El ejemplo es claro: una llanta nueva para microbús ronda los tres mil pesos, por lo que muchos optan por llantas renovadas de menor costo. La misma lógica se replica en frenos, suspensión y piezas mecánicas, acelerando el deterioro de la flota.
A este panorama se suma la caída sostenida de la demanda. Los operadores explican que, con el número actual de usuarios, es imposible alcanzar el punto de equilibrio financiero. “La tarifa está desfasada desde hace más de 20 años. No cubre los costos reales de operación ni permite renovar unidades”, advirtieron.

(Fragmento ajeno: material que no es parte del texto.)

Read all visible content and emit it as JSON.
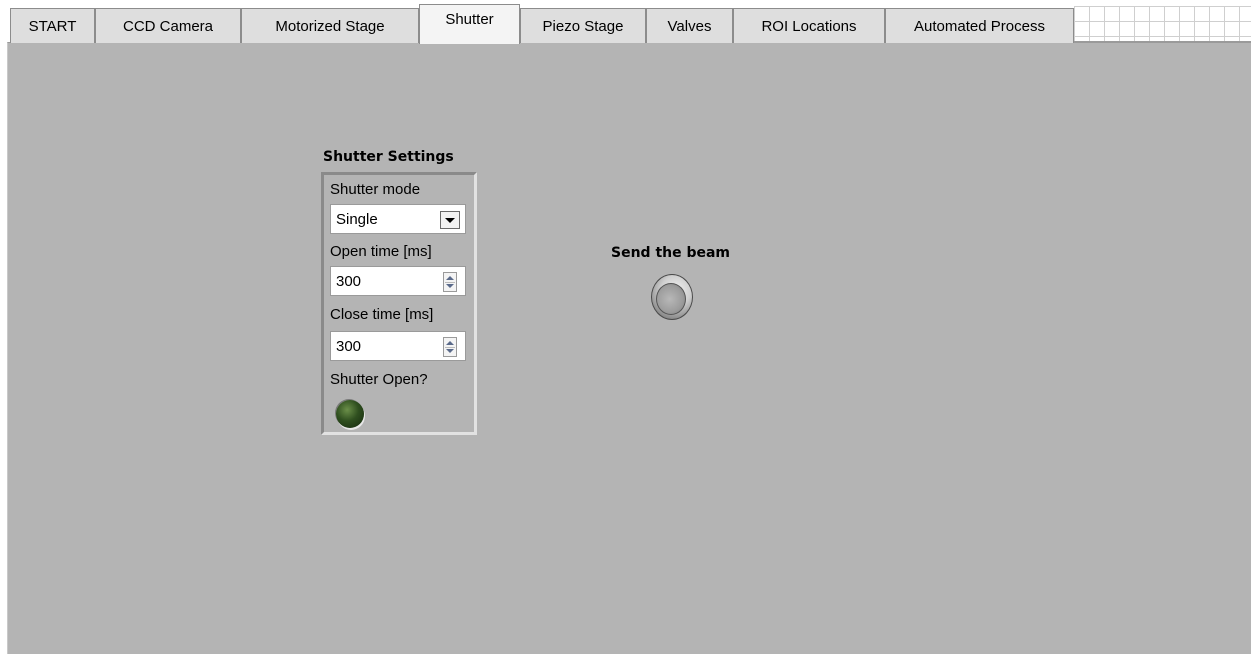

El rezago tarifario también impacta la capacitación de los conductores. En el modelo hombre-camión, el operador vive al día y no puede dejar de trabajar para certificarse sin perder ingresos. “Si no alcanza para mantener la unidad, mucho menos para profesionalizar al operador”, sostuvo Eduardo Gutiérrez Silva.
Los permisionarios coinciden en que el subsidio gubernamental es la única salida estructural. Plantean avanzar hacia una tarifa técnica, basada en costos reales, complementada con subsidios que eviten cargar todo el peso al usuario.
“Se quiere transporte de primera con tarifa de tercera. Sin subsidio, el modelo no da”, concluyeron.